R v Schafer, 2000 CarswellOnt 3549

Accused saw a small dog ran unto his law. Accused attempted to stop he dog from urinating on the lawn. He waved his arms and kicked towards it. He then picked up the dog and threw it into the street and the dog did not get up. Accused and neighbour then brought the dog to the vet. The dog was in a coma.
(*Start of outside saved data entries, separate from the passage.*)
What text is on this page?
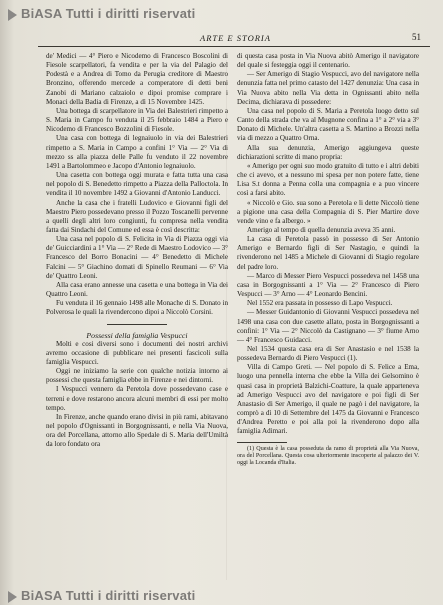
BiASA Tutti i diritti riservati
ARTE E STORIA	51

de' Medici — 4° Piero e Nicodemo di Francesco Boscolini di Fiesole scarpellatori, fa vendita e per la via del Palagio del Podestà e a Andrea di Tomo da Perugia creditore di Maestro Bronzino, offerendo mercede a comperatore di detti beni Zanobi di Mariano calzaiolo e dipoi promise comprare i Monaci della Badia di Firenze, a dì 15 Novembre 1425.

Una bottega di scarpellatore in Via dei Balestrieri rimpetto a S. Maria in Campo fu venduta il 25 febbraio 1484 a Piero e Nicodemo di Francesco Bozzolini di Fiesole.

Una casa con bottega di legnaiuolo in via dei Balestrieri rimpetto a S. Maria in Campo a confini 1° Via — 2° Via di mezzo ss alla piazza delle Palle fu venduto il 22 novembre 1491 a Bartolommeo e Jacopo d'Antonio legnaiuolo.

Una casetta con bottega oggi murata e fatta tutta una casa nel popolo di S. Benedetto rimpetto a Piazza della Palloctola. In vendita il 10 novembre 1492 a Giovanni d'Antonio Landucci.

Anche la casa che i fratelli Ludovico e Giovanni figli del Maestro Piero possedevano presso il Pozzo Toscanelli pervenne a quelli degli altri loro congiunti, fu compresa nella vendita fatta dai Sindachi del Comune ed essa è così descritta:

Una casa nel popolo di S. Felicita in Via di Piazza oggi via de' Guicciardini a 1° Via — 2° Rede di Maestro Lodovico — 3° Francesco del Borro Bonacini — 4° Benedetto di Michele Falcini — 5° Giachino domati di Spinello Reumani — 6° Via de' Quattro Leoni.

Alla casa erano annesse una casetta e una bottega in Via dei Quattro Leoni.

Fu venduta il 16 gennaio 1498 alle Monache di S. Donato in Polverosa le quali la rivendercono dipoi a Niccolò Corsini.

Possessi della famiglia Vespucci

Molti e cosi diversi sono i documenti dei nostri archivi avremo occasione di pubblicare nei presenti fascicoli sulla famiglia Vespucci.

Oggi ne iniziamo la serie con qualche notizia intorno ai possessi che questa famiglia ebbe in Firenze e nei dintorni.

I Vespucci vennero da Peretola dove possedevano case e terreni e dove restarono ancora alcuni membri di essi per molto tempo.

In Firenze, anche quando erano divisi in più rami, abitavano nel popolo d'Ognissanti in Borgognissanti, e nella Via Nuova, ora del Porcellana, attorno allo Spedale di S. Maria dell'Umiltà da loro fondato ora

di questa casa posta in Via Nuova abitò Amerigo il navigatore del quale si festeggia oggi il centenario.

— Ser Amerigo di Stagio Vespucci, avo del navigatore nella denunzia fatta nel primo catasto del 1427 denunzia: Una casa in Via Nuova abito nella Via detta in Ognissanti abito nella Decima, dichiarava di possedere:

Una casa nel popolo di S. Maria a Peretola luogo detto sul Canto della strada che va al Mugnone confina a 1° a 2° via a 3° Donato di Michele. Un'altra casetta a S. Martino a Brozzi nella via di mezzo a Quattro Orna.

Alla sua denunzia, Amerigo aggiungeva queste dichiarazioni scritte di mano propria:

« Amerigo per ogni suo modo gratuito di tutto e i altri debiti che ci avevo, et a nessuno mi spesa per non potere fatte, tiene Lisa S.t donna a Penna colla una compagnia e a puo vincere così a farsi abito.

« Niccolò e Gio. sua sono a Peretola e li dette Niccolò tiene a pigione una casa della Compagnia di S. Pier Martire dove vende vino e fa albergo. »

Amerigo al tempo di quella denunzia aveva 35 anni.

La casa di Peretola passò in possesso di Ser Antonio Amerigo e Bernardo figli di Ser Nastagio, e quindi la rivenderono nel 1485 a Michele di Giovanni di Stagio regolare del padre loro.

— Marco di Messer Piero Vespucci possedeva nel 1458 una casa in Borgognissanti a 1° Via — 2° Francesco di Piero Vespucci — 3° Arno — 4° Leonardo Bencini.

Nel 1552 era passata in possesso di Lapo Vespucci.

— Messer Guidantonio di Giovanni Vespucci possedeva nel 1498 una casa con due casette allato, posta in Borgognissanti a confini: 1° Via — 2° Niccolò da Castignano — 3° fiume Arno — 4° Francesco Guidacci.

Nel 1534 questa casa era di Ser Anastasio e nel 1538 la possedeva Bernardo di Piero Vespucci (1).

Villa di Campo Greti. — Nel popolo di S. Felice a Ema, luogo una pennella interna che ebbe la Villa dei Gelsomino è quasi casa in proprietà Balzichi-Coatture, la quale apparteneva ad Amerigo Vespucci avo del navigatore e poi figli di Ser Anastasio di Ser Amerigo, il quale ne pagò i del navigatore, la comprò a dì 10 di Settembre del 1475 da Giovanni e Francesco d'Andrea Peretto e poi alla poi la rivenderono dopo alla famiglia Adimari.

(1) Questa è la casa posseduta da ramo di proprietà alla Via Nuova, ora del Porcellana. Questa cosa ulteriormente inscoperte al palazzo dei V. oggi la Locanda d'Italia.

BiASA Tutti i diritti riservati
An animal remains a kept animal even if strays from the owner or property. While he had the right to remove the dog he did not take reasonable care to avoid injury in doing so. Schafer intended to throw the dog into the road. Although he was surprised at the injury and took action to remedy the situation, he was either wilfully blind as to the consequences or reckless whether harm and injury would result from throwing the dog. All he had to do was take the dog to the side of the road and put it down.

Accused found guilty.

R v Turnball, 2005 OJ No 2473

Trial on criminal neglect, both accused and his wife charged. Animal welfare inspectors had attended the residence and observed two dogs severely emaciated and a third dead dog. Necropsy could not reveal the cause of death but found it was likely starvation. Accused claimed the dogs had always been thin and the third dog had been poisoned. He claimed his stepson was looking after the dogs. Judge deeemed the accused as not credible.

All the dogs had been neglected, however, the court was left with a reasonable doubt about whether the accused was the owner of the dogs. The Crown only proved that the dogs were on the accused’s property. There was no other evidence of the accused caring for, walking or registering the dogs.

Accused acquitted.

R v Conforti, 2000 CarswellOnt 1723 ONCA

APPEAL by accused from decision of summary conviction appeal court allowing Crown appeal; CROSS-APPEAL by Humane Society from acquittal on charge of cruelty to animals. After the Peel Humane Society’s argument failed in front of the trial judge, they advanced the argument that he should have been convicted for injury or causing cruelty to animals, for failing to authorize medical treatment for his dog once it was in the veterinarian’s office. Appeal allowed, Cross-appeal by the Humane Society dismissed.

Court of Appeal of Ontario entered acquits on both counts of charges of animal abuse. Not enough facts in case for any analysis.